If $(2146!)$base $10$=$(x)$base$26$ then what will be the number of consequtive zeroes at the end of $'x'$?
I didn't have any idea about how to go ahead with this question, so this is what I saw in the solution
In base 2, 10 means 2
In base 3, 10 means 3
Similarly in base $26$, $26$ is obtained by multiplying $2$ and $13$
To see the number of zeroes in base 26 we need to see the number of 2s and 13s in 2146!. Why?
On
Because if $2$ appears in $2\,146!$ with the exponent, say, $132$, and $13$ appears in $2\,146!$ with the exponent, say $12$, then the answer will $12$. Just like if$$N=2^{13}\times5^6\times\text{(a number co-prime with $2$ and $5$)},$$then the number of $0$'s in $N$ will be $6$.
On
If we were asked to find the number of zeroes at the end of, say, $36!$ in decimal notation, that is the same as asking for the highest value of $k$ such that $10^k$ divides $36!$
Similarly for your question we need to find the highest value of $k$ such that $26^k$ divides $2146!$. Since $26=2\cdot 13$, we can find the answer for $2$ and $13$ separately and then take the lower value.
Clearly there will a far higher power of $2$ that divides $2146!$ than the maximum power of $13$, so we can focus on finding the multiplicity of $13$ in $2146!$.
As an illustration we can look at the number of zeroes at the end of $456!$ in base-$26$.

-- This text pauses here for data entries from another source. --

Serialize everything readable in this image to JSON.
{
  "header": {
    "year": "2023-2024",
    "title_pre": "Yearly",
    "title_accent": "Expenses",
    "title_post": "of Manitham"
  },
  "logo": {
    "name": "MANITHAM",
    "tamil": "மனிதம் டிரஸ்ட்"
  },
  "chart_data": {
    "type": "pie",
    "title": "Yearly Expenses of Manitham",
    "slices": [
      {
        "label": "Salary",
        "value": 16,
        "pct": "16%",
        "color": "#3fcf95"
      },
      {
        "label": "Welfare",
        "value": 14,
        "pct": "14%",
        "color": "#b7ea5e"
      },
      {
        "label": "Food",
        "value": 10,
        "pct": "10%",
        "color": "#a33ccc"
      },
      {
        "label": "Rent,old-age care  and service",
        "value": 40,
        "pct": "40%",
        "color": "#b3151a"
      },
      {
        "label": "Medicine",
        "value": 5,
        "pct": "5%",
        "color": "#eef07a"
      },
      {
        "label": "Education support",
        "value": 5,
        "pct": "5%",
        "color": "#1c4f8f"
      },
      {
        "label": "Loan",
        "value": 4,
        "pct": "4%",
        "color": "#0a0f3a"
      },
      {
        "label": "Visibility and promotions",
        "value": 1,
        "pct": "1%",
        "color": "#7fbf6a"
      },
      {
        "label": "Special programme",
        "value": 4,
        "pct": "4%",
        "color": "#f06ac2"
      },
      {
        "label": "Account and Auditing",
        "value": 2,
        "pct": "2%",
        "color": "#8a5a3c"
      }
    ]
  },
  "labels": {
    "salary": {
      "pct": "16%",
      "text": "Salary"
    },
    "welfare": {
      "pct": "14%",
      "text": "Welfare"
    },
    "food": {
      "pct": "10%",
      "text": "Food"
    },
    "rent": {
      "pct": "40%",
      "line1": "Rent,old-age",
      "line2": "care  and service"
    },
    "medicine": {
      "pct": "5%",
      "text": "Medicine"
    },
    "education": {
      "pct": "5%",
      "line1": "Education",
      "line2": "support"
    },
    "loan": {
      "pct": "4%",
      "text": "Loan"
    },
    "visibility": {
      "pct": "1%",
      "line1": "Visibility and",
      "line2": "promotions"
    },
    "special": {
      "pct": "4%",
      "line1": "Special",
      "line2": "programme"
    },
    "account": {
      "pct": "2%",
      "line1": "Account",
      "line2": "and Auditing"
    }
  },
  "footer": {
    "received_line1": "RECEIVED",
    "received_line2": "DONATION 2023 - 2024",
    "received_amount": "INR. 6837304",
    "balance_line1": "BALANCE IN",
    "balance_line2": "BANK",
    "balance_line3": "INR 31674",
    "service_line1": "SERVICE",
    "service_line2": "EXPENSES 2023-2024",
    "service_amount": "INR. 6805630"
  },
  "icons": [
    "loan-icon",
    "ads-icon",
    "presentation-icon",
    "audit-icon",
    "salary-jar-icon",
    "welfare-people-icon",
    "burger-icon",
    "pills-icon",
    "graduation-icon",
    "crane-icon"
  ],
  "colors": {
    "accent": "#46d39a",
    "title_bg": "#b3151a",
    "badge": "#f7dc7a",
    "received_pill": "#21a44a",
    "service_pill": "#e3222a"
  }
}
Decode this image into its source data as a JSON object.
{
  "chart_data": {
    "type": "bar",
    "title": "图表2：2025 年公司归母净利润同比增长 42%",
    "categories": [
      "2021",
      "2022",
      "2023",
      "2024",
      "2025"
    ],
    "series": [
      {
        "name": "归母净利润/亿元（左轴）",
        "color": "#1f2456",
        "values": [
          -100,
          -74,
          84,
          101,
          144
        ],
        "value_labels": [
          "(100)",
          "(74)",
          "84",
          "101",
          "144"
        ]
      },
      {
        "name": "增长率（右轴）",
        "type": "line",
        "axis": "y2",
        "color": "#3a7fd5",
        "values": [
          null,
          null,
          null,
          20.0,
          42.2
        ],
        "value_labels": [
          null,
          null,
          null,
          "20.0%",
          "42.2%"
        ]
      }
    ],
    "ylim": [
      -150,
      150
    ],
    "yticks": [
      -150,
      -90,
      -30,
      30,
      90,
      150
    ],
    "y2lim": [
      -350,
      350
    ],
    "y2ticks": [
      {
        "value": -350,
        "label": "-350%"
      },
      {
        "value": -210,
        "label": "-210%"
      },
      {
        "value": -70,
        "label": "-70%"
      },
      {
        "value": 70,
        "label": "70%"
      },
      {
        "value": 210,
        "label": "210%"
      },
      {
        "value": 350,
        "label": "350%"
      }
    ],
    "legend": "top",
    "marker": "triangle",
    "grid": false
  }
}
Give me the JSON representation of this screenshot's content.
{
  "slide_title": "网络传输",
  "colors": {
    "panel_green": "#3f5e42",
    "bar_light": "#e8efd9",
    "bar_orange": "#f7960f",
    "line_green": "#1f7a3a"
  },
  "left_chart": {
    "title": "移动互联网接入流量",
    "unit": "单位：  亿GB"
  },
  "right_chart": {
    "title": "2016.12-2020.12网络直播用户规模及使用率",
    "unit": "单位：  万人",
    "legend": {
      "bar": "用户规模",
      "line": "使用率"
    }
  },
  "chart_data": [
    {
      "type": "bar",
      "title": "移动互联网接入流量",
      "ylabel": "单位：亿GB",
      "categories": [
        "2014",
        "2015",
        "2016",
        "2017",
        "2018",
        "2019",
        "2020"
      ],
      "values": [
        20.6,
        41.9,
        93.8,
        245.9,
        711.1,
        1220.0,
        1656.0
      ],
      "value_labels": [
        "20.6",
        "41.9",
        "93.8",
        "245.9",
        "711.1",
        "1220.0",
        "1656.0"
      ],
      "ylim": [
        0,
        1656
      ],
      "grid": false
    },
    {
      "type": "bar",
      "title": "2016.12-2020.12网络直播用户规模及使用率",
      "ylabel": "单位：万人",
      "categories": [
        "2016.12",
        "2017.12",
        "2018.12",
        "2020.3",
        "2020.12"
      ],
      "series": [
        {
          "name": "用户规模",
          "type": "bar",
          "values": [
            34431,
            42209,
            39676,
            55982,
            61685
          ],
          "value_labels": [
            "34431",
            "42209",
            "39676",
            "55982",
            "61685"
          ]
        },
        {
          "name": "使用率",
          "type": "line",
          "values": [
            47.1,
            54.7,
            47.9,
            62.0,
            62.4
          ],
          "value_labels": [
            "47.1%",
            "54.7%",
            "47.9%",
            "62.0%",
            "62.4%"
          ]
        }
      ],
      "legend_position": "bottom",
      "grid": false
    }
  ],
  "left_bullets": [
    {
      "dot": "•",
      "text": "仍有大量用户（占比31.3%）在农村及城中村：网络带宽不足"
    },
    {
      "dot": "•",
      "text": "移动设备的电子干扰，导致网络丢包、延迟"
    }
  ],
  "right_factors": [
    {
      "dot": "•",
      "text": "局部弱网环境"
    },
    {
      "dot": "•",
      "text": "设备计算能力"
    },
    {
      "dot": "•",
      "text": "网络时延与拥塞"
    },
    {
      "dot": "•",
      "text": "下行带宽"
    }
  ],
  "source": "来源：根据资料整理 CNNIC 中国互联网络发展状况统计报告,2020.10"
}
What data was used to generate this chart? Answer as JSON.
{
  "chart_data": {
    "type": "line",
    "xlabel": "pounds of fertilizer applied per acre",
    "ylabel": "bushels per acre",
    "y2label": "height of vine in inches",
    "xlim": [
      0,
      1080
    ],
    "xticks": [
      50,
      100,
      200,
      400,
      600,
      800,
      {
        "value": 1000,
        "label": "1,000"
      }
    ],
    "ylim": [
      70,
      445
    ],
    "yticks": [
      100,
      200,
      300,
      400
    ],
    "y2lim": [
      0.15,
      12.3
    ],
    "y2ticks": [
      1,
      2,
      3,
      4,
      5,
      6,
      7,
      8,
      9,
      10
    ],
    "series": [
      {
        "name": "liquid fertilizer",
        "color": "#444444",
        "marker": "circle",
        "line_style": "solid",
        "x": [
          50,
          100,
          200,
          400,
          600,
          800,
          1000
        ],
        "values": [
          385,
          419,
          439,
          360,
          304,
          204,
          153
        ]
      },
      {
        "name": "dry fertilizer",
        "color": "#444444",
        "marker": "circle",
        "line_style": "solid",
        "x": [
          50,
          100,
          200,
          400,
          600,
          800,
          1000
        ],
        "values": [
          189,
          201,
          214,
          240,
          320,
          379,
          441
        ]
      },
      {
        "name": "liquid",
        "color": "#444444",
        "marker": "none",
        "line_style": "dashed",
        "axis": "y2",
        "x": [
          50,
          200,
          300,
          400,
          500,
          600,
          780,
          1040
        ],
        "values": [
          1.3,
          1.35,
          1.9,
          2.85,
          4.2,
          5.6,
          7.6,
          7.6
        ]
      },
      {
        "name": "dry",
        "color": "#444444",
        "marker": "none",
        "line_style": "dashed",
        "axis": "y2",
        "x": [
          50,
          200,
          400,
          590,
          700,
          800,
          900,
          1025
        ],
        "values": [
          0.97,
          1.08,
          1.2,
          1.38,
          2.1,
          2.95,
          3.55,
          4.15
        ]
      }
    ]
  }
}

$\lfloor 456/13\rfloor = 35$ of the contributing numbers are divisible by $13$, and $\lfloor 456/13^2\rfloor = 2$ of those are divisible by $13^2=169$. None are divisible by $13^3=2197$.
So $13^{37} \mid 456!$ and $13^{38} \nmid 2146!$ and there are $37$ base-$26$ zeroes at the end of $456!$
Let $[x]$ denote the largest integer not exceeding $x.$ For $n\in \mathbb N$ and for prime $p$ the largest integer $k$ such that $p^k$ divides $n!$ is $$k=\sum_{j=1}^{\infty}[np^{-j}].$$ Note that only finitely many terms in the summation are non-zero, as $[np^{-j}]=0$ when $p^j>n.$
Consider the $n$ terms in the product $1\times ... \times n.$ To find $k:\;$ Rather than counting "$1$" for each $m\leq n$ that's divisible by $p$ but not by $p^2,$ and counting "$2$" for each $m\leq n$ that's divisible by $p^2$ but not by $p^3,$ et cetera, $instead$ we can count "$1$" for $every$ $m\leq n$ that's divisible by $p$ (giving $[np^{-1}]$ of them), and count $1$ more for each $m\leq n$ that's divisible by $p^2$ (giving $[np^{-2}]$ of them), et cetera.
The largest power of $13$ that divides $2146!$ is $13^{177}$ because $[2146/13]+[2146/13^2]=165 +[(165+1/13)/13]=165+12,$ and $j\geq 3\implies [2146/13^j]\leq [2146/13^3]=[(165+1/13)/13^2]=0.$
The largest power of $2$ that divides $2146!$ is greater than $2^{177}$. So the largest power of $26$ that divides $2146!$ is $26^{177}.$ So in base $26$ the number $2146!$ ends in exactly $177$ zeroes.